John Osborne’s iconic play of the same name is so packed with anti-bourgeois virulence that whilst it may have spoken to a generation in its day (it effectively gave its name to the “angry young men” of immediate post-war Britain, the equivalent to America’s beatniks) today it seems almost risible in its declamatory vituperance (in its day it was spoofed as “Look Back In Hunger” in the 1958 episode of Hancock’s Half Hour “The East Cheam Drama Festival”).
Tony Richardson, making his feature film debut, directed the stage version and whilst retaining its verbal violence he tellingly uses the film medium to amplify it with some striking mise en scène as well as to bring home the poverty-row drabness of everyday working class life, something that would become characteristic of a raft of realist films that followed (and which still persists in the style today).

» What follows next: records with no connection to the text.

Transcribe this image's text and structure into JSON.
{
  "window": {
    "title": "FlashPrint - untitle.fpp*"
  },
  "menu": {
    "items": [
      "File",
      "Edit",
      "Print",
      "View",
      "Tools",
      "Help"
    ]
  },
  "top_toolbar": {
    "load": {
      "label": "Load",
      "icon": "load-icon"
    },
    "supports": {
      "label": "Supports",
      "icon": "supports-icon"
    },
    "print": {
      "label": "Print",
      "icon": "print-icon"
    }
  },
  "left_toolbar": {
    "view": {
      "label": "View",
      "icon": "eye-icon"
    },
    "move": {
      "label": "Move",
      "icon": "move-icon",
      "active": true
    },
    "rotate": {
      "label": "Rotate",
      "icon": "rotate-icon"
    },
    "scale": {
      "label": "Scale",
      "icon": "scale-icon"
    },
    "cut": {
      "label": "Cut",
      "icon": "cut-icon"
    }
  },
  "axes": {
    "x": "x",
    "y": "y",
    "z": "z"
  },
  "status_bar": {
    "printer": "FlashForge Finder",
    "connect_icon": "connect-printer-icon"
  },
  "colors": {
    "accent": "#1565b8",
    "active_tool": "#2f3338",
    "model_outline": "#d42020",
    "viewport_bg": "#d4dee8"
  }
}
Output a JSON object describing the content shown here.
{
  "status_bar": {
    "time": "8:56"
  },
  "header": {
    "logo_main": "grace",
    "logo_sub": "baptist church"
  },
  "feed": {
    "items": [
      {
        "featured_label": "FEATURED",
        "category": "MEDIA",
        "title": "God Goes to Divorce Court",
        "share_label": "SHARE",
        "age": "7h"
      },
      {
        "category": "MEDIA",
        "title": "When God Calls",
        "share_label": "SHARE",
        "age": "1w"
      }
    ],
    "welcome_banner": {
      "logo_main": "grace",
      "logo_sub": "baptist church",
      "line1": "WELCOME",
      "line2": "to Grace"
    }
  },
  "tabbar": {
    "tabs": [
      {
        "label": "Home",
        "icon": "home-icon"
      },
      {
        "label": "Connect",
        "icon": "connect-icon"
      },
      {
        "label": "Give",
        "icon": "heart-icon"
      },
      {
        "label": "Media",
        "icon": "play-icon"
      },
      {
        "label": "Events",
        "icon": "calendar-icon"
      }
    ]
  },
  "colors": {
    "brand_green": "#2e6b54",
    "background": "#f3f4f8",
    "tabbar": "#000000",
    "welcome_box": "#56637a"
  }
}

Richard Burton plays Jimmy Porter, a Northern England university graduate railing against the strictures of middle-class conformity who has chosen to “drop out” (as we would now say) and run a sweet stall in the local market by day and play jazz trumpet by night. Although he has married Alison (Mary Ure), he despises her for her upper-class family and bullies and abuses her continuously. They live a going-nowhere existence in crummy digs that they share with Jimmy’s sweet stall partner, Cliff (Gary Raymond), with Alison’s independent-minded friend, Helena (Claire Bloom), whom, of course, Jimmy hates even more than his wife, coming to stay. Helena convinces Alison to leave but, surprisingly, hate turns to love and Helena starts an affair with Jimmy.
In a role which in hindsight looks like a younger incarnation of George from Who’s Afraid Of Virginia Woolf? (1966) Burton’s Jimmy rages against the stagnation that was post-war Britain with its “mustn’t grumble” dis-spiritedness and dull conformism. Although Burton is too old for the part it is a powerhouse performance albeit too over-the-top to deserve the title of realism. Indeed whilst many of the films of this style such as Bryan Forbes' The L-Shaped Room (1962) and Richardson’s own A Taste Of Honey (1961) are still worth watching for their insights into the human condition, Osborne’s portrait of people “who can’t stand the pain of being human” feels over-wrought to the point of self-parody and self-indulgent to the point of give-me-a-break tiresomeness (Mike Leigh’s Naked provides a modern updating of the character).
Ure, Bloom and Raymond all contribute good work with a small role for Donald Pleasence as a smarmy market supervisor whilst the trad jazz score is provided by Chris Barber with Burton’s trumpet playing by Pat Halcox.